At the end of each reporting period, the Company reviews the carrying amounts of its tangible and intangible assets to determine whether there is any indication that those assets have suffered an impairment loss. If any such indication exists, the recoverable amount of asset is estimated in order to determine the extent of the impairment loss (if any). When it is not possible to estimate the recoverable amount of an individual asset, the Company estimates the recoverable amount of the cash-generating unit to which the asset belongs. When a reasonable and consistent basis of allocation can be identified, corporate assets are allocated to individual cashgenerating units, or otherwise they are allocated to the smallest of the cash-generating units for which a reasonable and consistent allocation basis can be identified.

Intangible assets with indefinite useful lives and intangible assets not yet available for use are tested for impairment at least annually, and whenever there is an indication that the asset may be impaired.

Recoverable amount is the higher of fair value less costs of disposal and value in use. In assessing value in use, the estimated future cash flows are discounted to their present value using a pre-tax discount rate that reflects current market assessments of the time value of

money and the risks specific to the asset for which the estimates of future cash flows have not been adjusted.

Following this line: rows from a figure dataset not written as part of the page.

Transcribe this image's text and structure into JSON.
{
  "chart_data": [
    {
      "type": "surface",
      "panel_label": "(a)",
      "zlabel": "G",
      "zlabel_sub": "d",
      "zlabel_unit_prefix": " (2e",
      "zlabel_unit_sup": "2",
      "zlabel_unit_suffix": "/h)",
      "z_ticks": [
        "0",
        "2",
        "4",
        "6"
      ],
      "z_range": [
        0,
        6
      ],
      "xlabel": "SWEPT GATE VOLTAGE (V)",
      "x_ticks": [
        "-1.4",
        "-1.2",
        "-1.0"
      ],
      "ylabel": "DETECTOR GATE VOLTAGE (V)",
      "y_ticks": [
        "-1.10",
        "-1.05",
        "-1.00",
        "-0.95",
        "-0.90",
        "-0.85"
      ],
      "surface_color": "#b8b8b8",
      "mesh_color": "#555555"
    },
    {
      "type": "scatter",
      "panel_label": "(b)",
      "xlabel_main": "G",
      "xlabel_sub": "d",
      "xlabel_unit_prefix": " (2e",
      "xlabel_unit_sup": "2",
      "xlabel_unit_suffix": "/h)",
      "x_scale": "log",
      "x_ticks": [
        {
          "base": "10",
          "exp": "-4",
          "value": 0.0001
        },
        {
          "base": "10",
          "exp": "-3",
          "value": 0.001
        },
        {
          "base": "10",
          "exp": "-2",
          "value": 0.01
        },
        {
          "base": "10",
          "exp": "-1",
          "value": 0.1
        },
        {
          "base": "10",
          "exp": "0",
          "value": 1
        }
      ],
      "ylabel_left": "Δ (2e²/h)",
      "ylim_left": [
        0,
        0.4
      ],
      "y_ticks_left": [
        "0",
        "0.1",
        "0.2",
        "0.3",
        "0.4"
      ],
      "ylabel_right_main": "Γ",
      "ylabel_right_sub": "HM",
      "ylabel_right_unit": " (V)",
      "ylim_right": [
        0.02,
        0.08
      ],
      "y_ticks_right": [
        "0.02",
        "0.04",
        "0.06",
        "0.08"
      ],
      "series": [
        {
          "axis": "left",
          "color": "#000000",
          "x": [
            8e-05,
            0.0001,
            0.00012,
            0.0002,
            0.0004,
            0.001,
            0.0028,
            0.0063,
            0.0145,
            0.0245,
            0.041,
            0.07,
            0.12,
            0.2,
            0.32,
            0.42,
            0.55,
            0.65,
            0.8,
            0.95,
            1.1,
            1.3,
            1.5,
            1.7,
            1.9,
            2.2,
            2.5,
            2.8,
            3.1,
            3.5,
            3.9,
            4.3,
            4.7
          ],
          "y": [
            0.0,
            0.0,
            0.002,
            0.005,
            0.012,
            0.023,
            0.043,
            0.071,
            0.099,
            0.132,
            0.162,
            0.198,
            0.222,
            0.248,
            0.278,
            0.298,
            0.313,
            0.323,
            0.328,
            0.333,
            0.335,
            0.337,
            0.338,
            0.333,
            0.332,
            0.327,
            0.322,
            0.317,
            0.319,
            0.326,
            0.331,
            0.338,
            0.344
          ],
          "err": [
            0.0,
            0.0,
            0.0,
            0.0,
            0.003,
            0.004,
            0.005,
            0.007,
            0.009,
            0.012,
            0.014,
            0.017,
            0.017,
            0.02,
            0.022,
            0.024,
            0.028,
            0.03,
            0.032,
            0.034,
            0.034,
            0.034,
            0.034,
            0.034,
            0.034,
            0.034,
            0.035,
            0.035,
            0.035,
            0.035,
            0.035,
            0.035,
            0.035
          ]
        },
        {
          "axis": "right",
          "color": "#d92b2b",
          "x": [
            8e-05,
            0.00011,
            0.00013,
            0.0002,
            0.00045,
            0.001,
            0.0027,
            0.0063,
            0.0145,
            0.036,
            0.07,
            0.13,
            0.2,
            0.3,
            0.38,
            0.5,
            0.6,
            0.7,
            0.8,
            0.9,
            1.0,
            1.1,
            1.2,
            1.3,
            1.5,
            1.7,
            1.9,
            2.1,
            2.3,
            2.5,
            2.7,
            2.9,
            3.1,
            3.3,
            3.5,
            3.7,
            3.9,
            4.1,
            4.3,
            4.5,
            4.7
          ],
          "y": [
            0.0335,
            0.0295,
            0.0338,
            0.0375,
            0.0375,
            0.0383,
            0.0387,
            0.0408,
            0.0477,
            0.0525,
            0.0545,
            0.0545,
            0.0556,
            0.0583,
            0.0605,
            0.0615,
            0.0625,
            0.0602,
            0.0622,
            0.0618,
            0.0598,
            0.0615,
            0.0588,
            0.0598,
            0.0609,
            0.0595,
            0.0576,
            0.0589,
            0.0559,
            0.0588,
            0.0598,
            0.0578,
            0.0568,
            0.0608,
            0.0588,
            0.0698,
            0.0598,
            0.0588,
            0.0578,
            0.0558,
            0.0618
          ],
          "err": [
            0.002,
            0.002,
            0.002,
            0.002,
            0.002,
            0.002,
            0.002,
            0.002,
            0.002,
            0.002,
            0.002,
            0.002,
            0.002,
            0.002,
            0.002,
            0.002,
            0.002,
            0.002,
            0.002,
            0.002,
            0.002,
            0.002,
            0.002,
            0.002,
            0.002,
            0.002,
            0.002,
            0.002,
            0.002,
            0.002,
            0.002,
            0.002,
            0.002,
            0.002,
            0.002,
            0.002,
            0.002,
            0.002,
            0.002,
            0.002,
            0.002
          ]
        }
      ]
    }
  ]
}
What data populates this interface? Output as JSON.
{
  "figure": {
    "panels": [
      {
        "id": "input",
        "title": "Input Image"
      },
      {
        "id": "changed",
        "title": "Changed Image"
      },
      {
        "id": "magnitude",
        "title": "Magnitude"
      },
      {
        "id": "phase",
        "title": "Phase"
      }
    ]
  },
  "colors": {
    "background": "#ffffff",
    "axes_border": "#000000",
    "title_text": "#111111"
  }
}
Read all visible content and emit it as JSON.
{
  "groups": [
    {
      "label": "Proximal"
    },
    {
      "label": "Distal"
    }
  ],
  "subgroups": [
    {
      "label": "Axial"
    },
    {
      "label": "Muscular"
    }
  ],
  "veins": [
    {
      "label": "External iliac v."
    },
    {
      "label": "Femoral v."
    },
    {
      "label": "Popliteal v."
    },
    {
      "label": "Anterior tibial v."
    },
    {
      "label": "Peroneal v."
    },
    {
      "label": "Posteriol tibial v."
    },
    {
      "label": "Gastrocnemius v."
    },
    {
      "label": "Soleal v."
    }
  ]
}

If the recoverable amount of an asset (or cash-generating unit) is estimated to be less than its carrying amount, the carrying amount of the asset (or cash-generating unit) is reduced to its recoverable amount. An impairment loss is recognised immediately in profit or loss.

When an impairment loss subsequently reverses, the carrying amount of the asset (or a cash-generating unit) is increased to the revised estimate of its recoverable amount, so that the increased carrying amount does not exceed the carrying amount that would have been determined had no impairment loss been recognised for the asset (or cash-generating unit) in prior years. A reversal of an impairment loss is recognised immediately in profit or loss.